I'll mark these two comments as off-topic since this tracker is Fedora CoreOS specific.

Maybe you have to mark this one as well ... ? Thanks for the correction and the link, I posted there now.

webs397 commented 7 months ago

This seem error seems to be present again with Fedora 39. Unable to open any docker containers that worked before updating. Otherwise nothing changed with containers. Example output: docker start mynodered Error response from daemon: failed to create task for container: failed to create shim task: ttrpc: cannot marshal unknown type: *task.CreateTaskRequest: unknown

dustymabe commented 7 months ago

@webs397 are you running Fedora CoreOS? If so what version of Fedora CoreOS are you using (show the output of rpm-ostree status). If not, you need to comment on and follow https://bugzilla.redhat.com/show_bug.cgi?id=2237396

webs397 commented 7 months ago

@dustymabe Oh, no I am on Fedora Workstation 39. Thanks for the response I will check it out!

wioch commented 7 months ago

I'm running couple of Fedora Servers 39. With:

dustymabe commented 7 months ago

If you're not running Fedora CoreOS, please follow https://bugzilla.redhat.com/show_bug.cgi?id=2237396

sustmi commented 7 months ago

I confirm that downgrading containerd-1.6.23-1.fc39.x86_64 to containerd-1.6.19-2.fc39.x86_64 from https://koji.fedoraproject.org/koji/buildinfo?buildID=2236784 and running systemctl restart docker fixed the:

docker: Error response from daemon: failed to create task for container: failed to create shim task: ttrpc: cannot marshal unknown type: *task.CreateTaskRequest: unknown.

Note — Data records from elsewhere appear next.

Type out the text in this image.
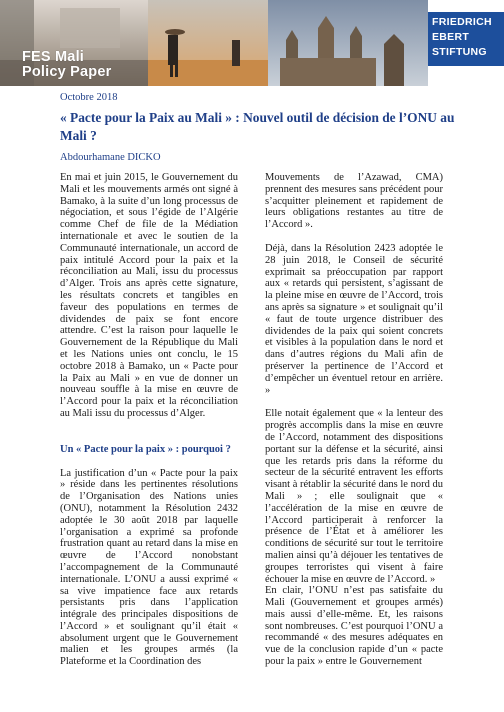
FES Mali
Policy Paper
FRIEDRICH
EBERT
STIFTUNG
Octobre 2018
« Pacte pour la Paix au Mali » : Nouvel outil de décision de l’ONU au Mali ?
Abdourhamane DICKO

En mai et juin 2015, le Gouvernement du Mali et les mouvements armés ont signé à Bamako, à la suite d’un long processus de négociation, et sous l’égide de l’Algérie comme Chef de file de la Médiation internationale et avec le soutien de la Communauté internationale, un accord de paix intitulé Accord pour la paix et la réconciliation au Mali, issu du processus d’Alger. Trois ans après cette signature, les résultats concrets et tangibles en faveur des populations en termes de dividendes de paix se font encore attendre. C’est la raison pour laquelle le Gouvernement de la République du Mali et les Nations unies ont conclu, le 15 octobre 2018 à Bamako, un « Pacte pour la Paix au Mali » en vue de donner un nouveau souffle à la mise en œuvre de l’Accord pour la paix et la réconciliation au Mali issu du processus d’Alger.

Un « Pacte pour la paix » : pourquoi ?

La justification d’un « Pacte pour la paix » réside dans les pertinentes résolutions de l’Organisation des Nations unies (ONU), notamment la Résolution 2432 adoptée le 30 août 2018 par laquelle l’organisation a exprimé sa profonde frustration quant au retard dans la mise en œuvre de l’Accord nonobstant l’accompagnement de la Communauté internationale. L’ONU a aussi exprimé « sa vive impatience face aux retards persistants pris dans l’application intégrale des principales dispositions de l’Accord » et soulignant qu’il était « absolument urgent que le Gouvernement malien et les groupes armés (la Plateforme et la Coordination des

Mouvements de l’Azawad, CMA) prennent des mesures sans précédent pour s’acquitter pleinement et rapidement de leurs obligations restantes au titre de l’Accord ».

Déjà, dans la Résolution 2423 adoptée le 28 juin 2018, le Conseil de sécurité exprimait sa préoccupation par rapport aux « retards qui persistent, s’agissant de la pleine mise en œuvre de l’Accord, trois ans après sa signature » et soulignait qu’il « faut de toute urgence distribuer des dividendes de la paix qui soient concrets et visibles à la population dans le nord et dans d’autres régions du Mali afin de préserver la pertinence de l’Accord et d’empêcher un éventuel retour en arrière. »

Elle notait également que « la lenteur des progrès accomplis dans la mise en œuvre de l’Accord, notamment des dispositions portant sur la défense et la sécurité, ainsi que les retards pris dans la réforme du secteur de la sécurité entravent les efforts visant à rétablir la sécurité dans le nord du Mali » ; elle soulignait que « l’accélération de la mise en œuvre de l’Accord participerait à renforcer la présence de l’État et à améliorer les conditions de sécurité sur tout le territoire malien ainsi qu’à déjouer les tentatives de groupes terroristes qui visent à faire échouer la mise en œuvre de l’Accord. »

En clair, l’ONU n’est pas satisfaite du Mali (Gouvernement et groupes armés) mais aussi d’elle-même. Et, les raisons sont nombreuses. C’est pourquoi l’ONU a recommandé « des mesures adéquates en vue de la conclusion rapide d’un « pacte pour la paix » entre le Gouvernement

error on my Fedora 39 Workstation.

EDIT: Sorry, just now I realized that I duplicated existing comment that was marked as off-topic. I found this issue as first result in Google. I did not realize what repository it this. :pensive:

dustymabe commented 7 months ago

Locking this issue for now to prevent new off-topic comments. Please follow https://bugzilla.redhat.com/show_bug.cgi?id=2237396

dustymabe commented 7 months ago

There is a proposed update to fix this problem in Fedora 39. I have opened a fast-track PR to get it into testing-devel.